Im Gastkommentar weist der Journalist und Autor Rüdiger Wischenbart darauf hin, wie schwierig es für Kulturschaffende sein wird, aus sogenannten "hybriden Modellen" Einnahmen zu lukrieren. Die öffentlichen Fördereinrichtungen werden sich erneuern müssen.

In einigen Monaten, nach dem Sommer, wenn Kulturpolitiker und Kulturschaffende sich auf alltagstaugliche Regelungen verständigt haben werden, um am Theater zu proben, wenn Konzerte in angepassten Räumen wieder stattfinden und auch Autorinnen und Autoren wieder live zu ihrem Publikum sprechen, da wird es viele Überraschungen geben. Gute wie böse.

In vielen Aspekten quer durch die Kultur wird dies keine Rückkehr zu vertrauten Gewohnheiten bringen, sondern ungewohnte, neue Gangarten.

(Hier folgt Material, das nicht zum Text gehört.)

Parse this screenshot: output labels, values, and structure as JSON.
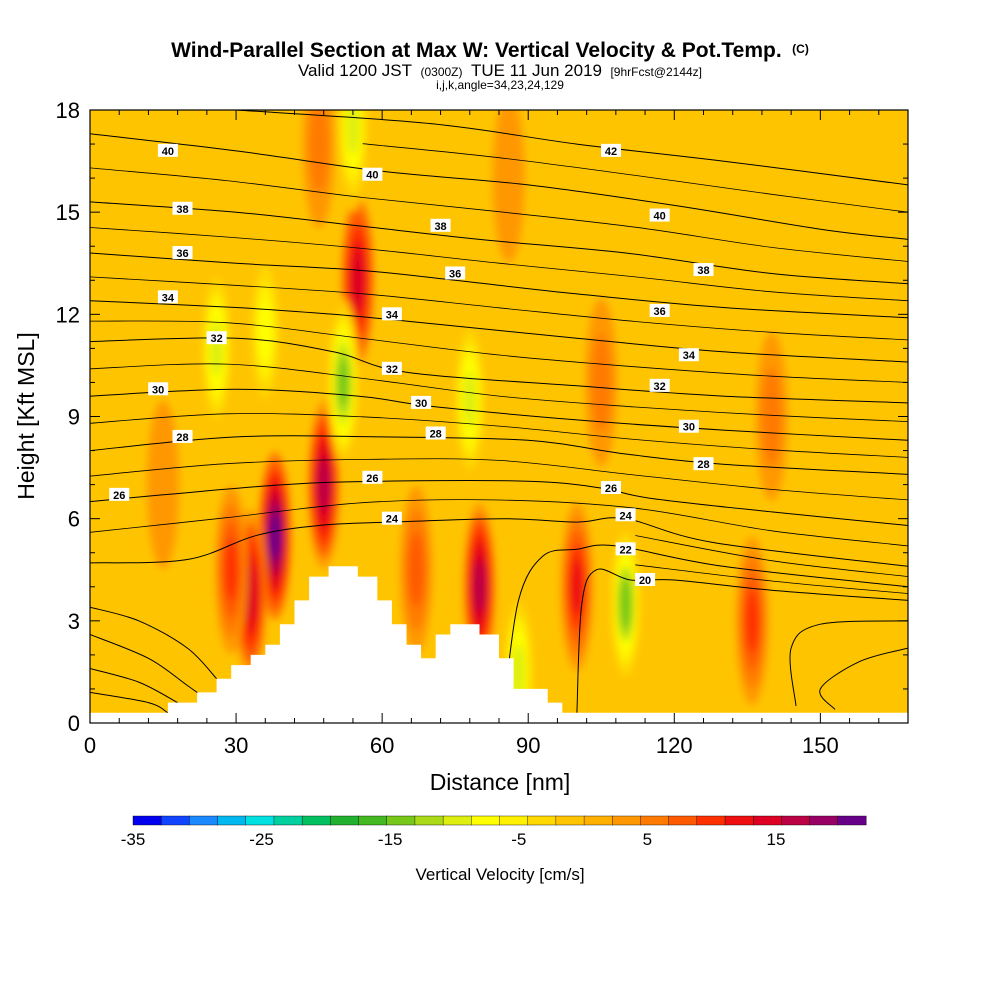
{
  "chart_data": {
    "type": "heatmap",
    "title": "Wind-Parallel Section at Max W: Vertical Velocity & Pot.Temp.",
    "title_badge": "(C)",
    "subtitle_parts": [
      "Valid 1200 JST",
      "(0300Z)",
      "TUE 11 Jun 2019",
      "[9hrFcst@2144z]"
    ],
    "subtitle2": "i,j,k,angle=34,23,24,129",
    "xlabel": "Distance [nm]",
    "ylabel": "Height [Kft MSL]",
    "xlim": [
      0,
      168
    ],
    "ylim": [
      0,
      18
    ],
    "x_ticks": [
      "0",
      "30",
      "60",
      "90",
      "120",
      "150"
    ],
    "y_ticks": [
      "0",
      "3",
      "6",
      "9",
      "12",
      "15",
      "18"
    ],
    "colorbar": {
      "label": "Vertical Velocity [cm/s]",
      "min": -35,
      "max": 22,
      "ticks": [
        "-35",
        "-25",
        "-15",
        "-5",
        "5",
        "15"
      ],
      "colors": [
        "#0000ee",
        "#1144ff",
        "#1a88ff",
        "#00b8f0",
        "#00e0e0",
        "#00d0a0",
        "#00c060",
        "#22b030",
        "#44b820",
        "#77c818",
        "#aada18",
        "#ddee10",
        "#ffff00",
        "#fff000",
        "#ffd800",
        "#ffc400",
        "#ffb000",
        "#ff9800",
        "#ff7a00",
        "#ff5a00",
        "#ff3000",
        "#ee1010",
        "#dd0022",
        "#bb0044",
        "#990066",
        "#660088"
      ]
    },
    "velocity_cells": [
      {
        "x": 38,
        "z": 5.5,
        "w": 22
      },
      {
        "x": 33,
        "z": 3.8,
        "w": 14
      },
      {
        "x": 29,
        "z": 4.5,
        "w": 11
      },
      {
        "x": 48,
        "z": 7.0,
        "w": 16
      },
      {
        "x": 55,
        "z": 13.0,
        "w": 15
      },
      {
        "x": 52,
        "z": 10.0,
        "w": -15
      },
      {
        "x": 26,
        "z": 11.0,
        "w": -9
      },
      {
        "x": 36,
        "z": 11.5,
        "w": -8
      },
      {
        "x": 78,
        "z": 9.5,
        "w": -9
      },
      {
        "x": 80,
        "z": 4.0,
        "w": 16
      },
      {
        "x": 67,
        "z": 4.5,
        "w": 8
      },
      {
        "x": 100,
        "z": 4.0,
        "w": 13
      },
      {
        "x": 110,
        "z": 3.5,
        "w": -14
      },
      {
        "x": 136,
        "z": 3.0,
        "w": 10
      },
      {
        "x": 105,
        "z": 10.0,
        "w": 6
      },
      {
        "x": 47,
        "z": 17.0,
        "w": 6
      },
      {
        "x": 54,
        "z": 17.5,
        "w": -9
      },
      {
        "x": 88,
        "z": 1.5,
        "w": -9
      },
      {
        "x": 86,
        "z": 16.0,
        "w": 4
      },
      {
        "x": 140,
        "z": 9.0,
        "w": 5
      },
      {
        "x": 15,
        "z": 7.0,
        "w": 3
      }
    ],
    "theta_contours": [
      {
        "label": "20",
        "points": [
          [
            100,
            0.3
          ],
          [
            101,
            3.5
          ],
          [
            104,
            4.5
          ],
          [
            111,
            4.2
          ],
          [
            120,
            4.2
          ],
          [
            140,
            3.9
          ],
          [
            168,
            3.6
          ]
        ]
      },
      {
        "label": "22",
        "points": [
          [
            85,
            0.5
          ],
          [
            88,
            3.6
          ],
          [
            93,
            4.9
          ],
          [
            100,
            5.1
          ],
          [
            108,
            5.2
          ],
          [
            130,
            4.6
          ],
          [
            168,
            4.0
          ]
        ]
      },
      {
        "label": "24",
        "points": [
          [
            0,
            4.7
          ],
          [
            20,
            4.8
          ],
          [
            34,
            5.5
          ],
          [
            47,
            5.8
          ],
          [
            62,
            5.9
          ],
          [
            85,
            6.0
          ],
          [
            100,
            5.9
          ],
          [
            110,
            6.0
          ],
          [
            128,
            5.3
          ],
          [
            168,
            4.6
          ]
        ]
      },
      {
        "label": "26",
        "points": [
          [
            0,
            6.5
          ],
          [
            15,
            6.7
          ],
          [
            40,
            7.0
          ],
          [
            60,
            7.1
          ],
          [
            90,
            7.1
          ],
          [
            105,
            6.9
          ],
          [
            115,
            6.6
          ],
          [
            140,
            6.2
          ],
          [
            168,
            5.8
          ]
        ]
      },
      {
        "label": "28",
        "points": [
          [
            0,
            8.0
          ],
          [
            30,
            8.4
          ],
          [
            60,
            8.4
          ],
          [
            90,
            8.3
          ],
          [
            110,
            7.9
          ],
          [
            130,
            7.6
          ],
          [
            168,
            7.3
          ]
        ]
      },
      {
        "label": "30",
        "points": [
          [
            0,
            9.6
          ],
          [
            30,
            9.8
          ],
          [
            55,
            9.6
          ],
          [
            70,
            9.3
          ],
          [
            100,
            8.9
          ],
          [
            130,
            8.6
          ],
          [
            168,
            8.3
          ]
        ]
      },
      {
        "label": "32",
        "points": [
          [
            0,
            11.2
          ],
          [
            30,
            11.3
          ],
          [
            50,
            10.9
          ],
          [
            65,
            10.3
          ],
          [
            100,
            9.9
          ],
          [
            130,
            9.6
          ],
          [
            168,
            9.4
          ]
        ]
      },
      {
        "label": "34",
        "points": [
          [
            0,
            12.4
          ],
          [
            30,
            12.2
          ],
          [
            50,
            12.0
          ],
          [
            65,
            11.8
          ],
          [
            100,
            11.3
          ],
          [
            130,
            10.9
          ],
          [
            168,
            10.6
          ]
        ]
      },
      {
        "label": "36",
        "points": [
          [
            0,
            13.8
          ],
          [
            30,
            13.5
          ],
          [
            55,
            13.3
          ],
          [
            75,
            13.0
          ],
          [
            100,
            12.6
          ],
          [
            130,
            12.2
          ],
          [
            168,
            11.9
          ]
        ]
      },
      {
        "label": "38",
        "points": [
          [
            0,
            15.3
          ],
          [
            30,
            15.0
          ],
          [
            55,
            14.6
          ],
          [
            80,
            14.2
          ],
          [
            110,
            13.8
          ],
          [
            140,
            13.2
          ],
          [
            168,
            12.9
          ]
        ]
      },
      {
        "label": "40",
        "points": [
          [
            0,
            17.3
          ],
          [
            30,
            16.8
          ],
          [
            60,
            16.2
          ],
          [
            90,
            15.8
          ],
          [
            120,
            15.2
          ],
          [
            150,
            14.5
          ],
          [
            168,
            14.2
          ]
        ]
      },
      {
        "label": "42",
        "points": [
          [
            30,
            18.0
          ],
          [
            70,
            17.6
          ],
          [
            100,
            17.0
          ],
          [
            130,
            16.5
          ],
          [
            168,
            15.8
          ]
        ]
      }
    ],
    "extra_contours": [
      [
        [
          0,
          3.4
        ],
        [
          10,
          3.0
        ],
        [
          20,
          2.2
        ],
        [
          26,
          1.3
        ]
      ],
      [
        [
          0,
          2.6
        ],
        [
          12,
          1.9
        ],
        [
          20,
          1.1
        ],
        [
          24,
          0.7
        ]
      ],
      [
        [
          0,
          1.6
        ],
        [
          10,
          1.2
        ],
        [
          18,
          0.6
        ]
      ],
      [
        [
          0,
          0.9
        ],
        [
          12,
          0.6
        ],
        [
          16,
          0.3
        ]
      ],
      [
        [
          168,
          3.0
        ],
        [
          150,
          2.9
        ],
        [
          144,
          2.2
        ],
        [
          145,
          0.5
        ]
      ],
      [
        [
          168,
          2.2
        ],
        [
          158,
          1.8
        ],
        [
          150,
          1.0
        ],
        [
          153,
          0.4
        ]
      ]
    ],
    "contour_labels": [
      {
        "label": "40",
        "x": 16,
        "z": 16.8
      },
      {
        "label": "40",
        "x": 58,
        "z": 16.1
      },
      {
        "label": "42",
        "x": 107,
        "z": 16.8
      },
      {
        "label": "38",
        "x": 19,
        "z": 15.1
      },
      {
        "label": "38",
        "x": 72,
        "z": 14.6
      },
      {
        "label": "40",
        "x": 117,
        "z": 14.9
      },
      {
        "label": "36",
        "x": 19,
        "z": 13.8
      },
      {
        "label": "36",
        "x": 75,
        "z": 13.2
      },
      {
        "label": "38",
        "x": 126,
        "z": 13.3
      },
      {
        "label": "34",
        "x": 16,
        "z": 12.5
      },
      {
        "label": "34",
        "x": 62,
        "z": 12.0
      },
      {
        "label": "36",
        "x": 117,
        "z": 12.1
      },
      {
        "label": "32",
        "x": 26,
        "z": 11.3
      },
      {
        "label": "32",
        "x": 62,
        "z": 10.4
      },
      {
        "label": "34",
        "x": 123,
        "z": 10.8
      },
      {
        "label": "30",
        "x": 14,
        "z": 9.8
      },
      {
        "label": "30",
        "x": 68,
        "z": 9.4
      },
      {
        "label": "32",
        "x": 117,
        "z": 9.9
      },
      {
        "label": "28",
        "x": 19,
        "z": 8.4
      },
      {
        "label": "28",
        "x": 71,
        "z": 8.5
      },
      {
        "label": "30",
        "x": 123,
        "z": 8.7
      },
      {
        "label": "26",
        "x": 6,
        "z": 6.7
      },
      {
        "label": "26",
        "x": 58,
        "z": 7.2
      },
      {
        "label": "28",
        "x": 126,
        "z": 7.6
      },
      {
        "label": "24",
        "x": 62,
        "z": 6.0
      },
      {
        "label": "26",
        "x": 107,
        "z": 6.9
      },
      {
        "label": "24",
        "x": 110,
        "z": 6.1
      },
      {
        "label": "22",
        "x": 110,
        "z": 5.1
      },
      {
        "label": "20",
        "x": 114,
        "z": 4.2
      }
    ],
    "terrain": [
      [
        0,
        0.3
      ],
      [
        16,
        0.3
      ],
      [
        16,
        0.6
      ],
      [
        22,
        0.6
      ],
      [
        22,
        0.9
      ],
      [
        26,
        0.9
      ],
      [
        26,
        1.3
      ],
      [
        29,
        1.3
      ],
      [
        29,
        1.7
      ],
      [
        33,
        1.7
      ],
      [
        33,
        2.0
      ],
      [
        36,
        2.0
      ],
      [
        36,
        2.3
      ],
      [
        39,
        2.3
      ],
      [
        39,
        2.9
      ],
      [
        42,
        2.9
      ],
      [
        42,
        3.6
      ],
      [
        45,
        3.6
      ],
      [
        45,
        4.3
      ],
      [
        49,
        4.3
      ],
      [
        49,
        4.6
      ],
      [
        55,
        4.6
      ],
      [
        55,
        4.3
      ],
      [
        59,
        4.3
      ],
      [
        59,
        3.6
      ],
      [
        62,
        3.6
      ],
      [
        62,
        2.9
      ],
      [
        65,
        2.9
      ],
      [
        65,
        2.3
      ],
      [
        68,
        2.3
      ],
      [
        68,
        1.9
      ],
      [
        71,
        1.9
      ],
      [
        71,
        2.6
      ],
      [
        74,
        2.6
      ],
      [
        74,
        2.9
      ],
      [
        80,
        2.9
      ],
      [
        80,
        2.6
      ],
      [
        84,
        2.6
      ],
      [
        84,
        1.9
      ],
      [
        87,
        1.9
      ],
      [
        87,
        1.0
      ],
      [
        94,
        1.0
      ],
      [
        94,
        0.6
      ],
      [
        97,
        0.6
      ],
      [
        97,
        0.3
      ],
      [
        168,
        0.3
      ]
    ]
  }
}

Warum sollte auch der professionell geführte Jazzclub wieder vergessen, was alles gelernt wurde im Krisensommer mit Videostreaming von Auftritten, das ein gezieltes Onlinemarketing über direkte Kontakte zum Publikum ermöglicht?

Gemeinsam Musizieren und dabei die Distanz halten: Das Projekt Together now! The Austrian Soundcloud der Uni für Musik und darstellende Kunst Wien setzte auf Homerecording – zwangsläufig.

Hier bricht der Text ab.